The movie, unsurprisingly, also treads recklessly over the race divide. There’s a sharp, funny moment when Ralph Fiennes describes Jennifer Lopez as “5 feet 6 inch, Mediterranean looking,” but that’s about it. Lopez has presence, but she’s not called upon to act or even to be sexy. Her image of late, at least in film, has been aggressively prim, a long way from the Fly Girl dancer she once was on In Living Color. Forget about Ben Affleck, it’s as if she broke up with P. Diddy and got hitched to her white turtleneck. The big love scene between her and Ralph is a shadowy embrace that fades to the rain outside, and her triumphant debut at a black-tie benefit is equally tame. She looks like she’s on her way to the prom. Next time, the dress should be a little more South Bronx, a little less Scarsdale.

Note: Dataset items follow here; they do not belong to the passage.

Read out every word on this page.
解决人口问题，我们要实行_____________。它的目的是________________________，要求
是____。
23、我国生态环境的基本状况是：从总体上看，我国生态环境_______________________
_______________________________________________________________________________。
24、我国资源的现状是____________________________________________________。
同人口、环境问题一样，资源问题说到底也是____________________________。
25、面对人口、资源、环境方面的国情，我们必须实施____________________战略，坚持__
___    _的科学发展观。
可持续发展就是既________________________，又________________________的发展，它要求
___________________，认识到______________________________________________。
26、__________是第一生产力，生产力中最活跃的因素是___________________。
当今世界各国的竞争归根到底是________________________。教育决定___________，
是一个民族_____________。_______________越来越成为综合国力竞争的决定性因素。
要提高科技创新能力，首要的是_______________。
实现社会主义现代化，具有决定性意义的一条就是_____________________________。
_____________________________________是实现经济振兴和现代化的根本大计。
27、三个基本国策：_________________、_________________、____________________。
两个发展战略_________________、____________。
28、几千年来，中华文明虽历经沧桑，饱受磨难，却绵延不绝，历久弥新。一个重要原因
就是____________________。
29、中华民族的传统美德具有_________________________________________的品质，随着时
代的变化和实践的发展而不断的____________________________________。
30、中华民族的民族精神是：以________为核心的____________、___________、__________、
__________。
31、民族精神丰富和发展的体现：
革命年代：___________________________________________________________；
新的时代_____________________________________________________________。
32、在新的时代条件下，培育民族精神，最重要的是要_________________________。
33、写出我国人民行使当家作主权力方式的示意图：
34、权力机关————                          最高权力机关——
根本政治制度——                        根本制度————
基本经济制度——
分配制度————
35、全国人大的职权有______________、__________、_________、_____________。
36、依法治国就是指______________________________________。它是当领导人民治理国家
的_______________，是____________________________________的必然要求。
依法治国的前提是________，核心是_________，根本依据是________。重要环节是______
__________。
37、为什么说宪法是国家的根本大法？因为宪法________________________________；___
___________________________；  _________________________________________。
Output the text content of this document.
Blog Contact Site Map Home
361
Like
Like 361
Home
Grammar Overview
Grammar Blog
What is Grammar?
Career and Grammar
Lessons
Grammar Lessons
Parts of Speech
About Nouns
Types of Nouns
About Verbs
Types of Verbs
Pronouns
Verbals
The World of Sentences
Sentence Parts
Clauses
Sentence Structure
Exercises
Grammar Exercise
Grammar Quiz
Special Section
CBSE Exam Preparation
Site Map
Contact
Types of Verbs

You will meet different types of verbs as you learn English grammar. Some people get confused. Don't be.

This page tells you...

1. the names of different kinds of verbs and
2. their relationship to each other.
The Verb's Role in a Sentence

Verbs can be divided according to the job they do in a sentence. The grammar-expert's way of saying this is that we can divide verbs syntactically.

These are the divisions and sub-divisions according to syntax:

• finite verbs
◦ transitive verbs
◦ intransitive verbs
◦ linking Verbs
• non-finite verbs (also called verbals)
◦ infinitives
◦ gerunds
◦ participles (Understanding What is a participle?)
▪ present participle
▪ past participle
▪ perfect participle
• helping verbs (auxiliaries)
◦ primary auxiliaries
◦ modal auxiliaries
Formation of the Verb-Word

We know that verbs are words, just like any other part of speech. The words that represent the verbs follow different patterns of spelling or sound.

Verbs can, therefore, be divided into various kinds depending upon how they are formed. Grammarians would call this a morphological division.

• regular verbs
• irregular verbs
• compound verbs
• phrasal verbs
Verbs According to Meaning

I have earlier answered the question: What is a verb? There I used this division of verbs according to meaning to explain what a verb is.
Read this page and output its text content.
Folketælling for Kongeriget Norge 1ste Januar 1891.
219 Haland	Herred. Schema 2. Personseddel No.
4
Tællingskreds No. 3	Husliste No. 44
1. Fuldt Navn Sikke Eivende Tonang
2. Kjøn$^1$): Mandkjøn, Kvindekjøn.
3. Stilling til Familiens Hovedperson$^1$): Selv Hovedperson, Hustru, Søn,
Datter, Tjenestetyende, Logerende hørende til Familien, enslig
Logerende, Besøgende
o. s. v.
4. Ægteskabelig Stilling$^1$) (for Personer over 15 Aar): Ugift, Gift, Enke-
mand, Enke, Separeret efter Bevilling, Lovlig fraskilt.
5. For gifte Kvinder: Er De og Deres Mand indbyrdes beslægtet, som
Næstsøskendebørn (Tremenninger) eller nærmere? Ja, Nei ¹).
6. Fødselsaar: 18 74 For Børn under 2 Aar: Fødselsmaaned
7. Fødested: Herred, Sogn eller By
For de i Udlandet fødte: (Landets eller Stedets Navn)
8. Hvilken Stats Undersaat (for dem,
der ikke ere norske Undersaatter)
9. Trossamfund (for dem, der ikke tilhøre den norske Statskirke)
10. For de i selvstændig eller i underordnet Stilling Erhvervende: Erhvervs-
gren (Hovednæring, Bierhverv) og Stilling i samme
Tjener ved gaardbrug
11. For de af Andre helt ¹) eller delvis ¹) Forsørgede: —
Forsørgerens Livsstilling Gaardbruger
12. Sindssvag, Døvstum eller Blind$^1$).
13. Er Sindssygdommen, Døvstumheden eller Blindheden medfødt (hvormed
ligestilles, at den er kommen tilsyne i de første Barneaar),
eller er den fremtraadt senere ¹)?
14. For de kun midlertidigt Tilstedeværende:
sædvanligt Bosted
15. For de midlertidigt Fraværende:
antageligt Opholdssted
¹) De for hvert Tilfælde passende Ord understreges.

At this point in the movie, the concern is not will Ralph and Jennifer make it after all, but rather, why did she sleep with that uncomfortable-looking Harry Winston necklace on all night? Yet Wayne Wang paces the scenes leisurely, and a supporting cast of Stanley Tucci, Natasha Richardson, and an underused Amy Sedaris keeps the proceedings reasonably buoyant. J. Lo will earn her share of the holiday box office pie, although this movie makes one thing perfectly clear: She’s a pretty woman, but she’s no working girl.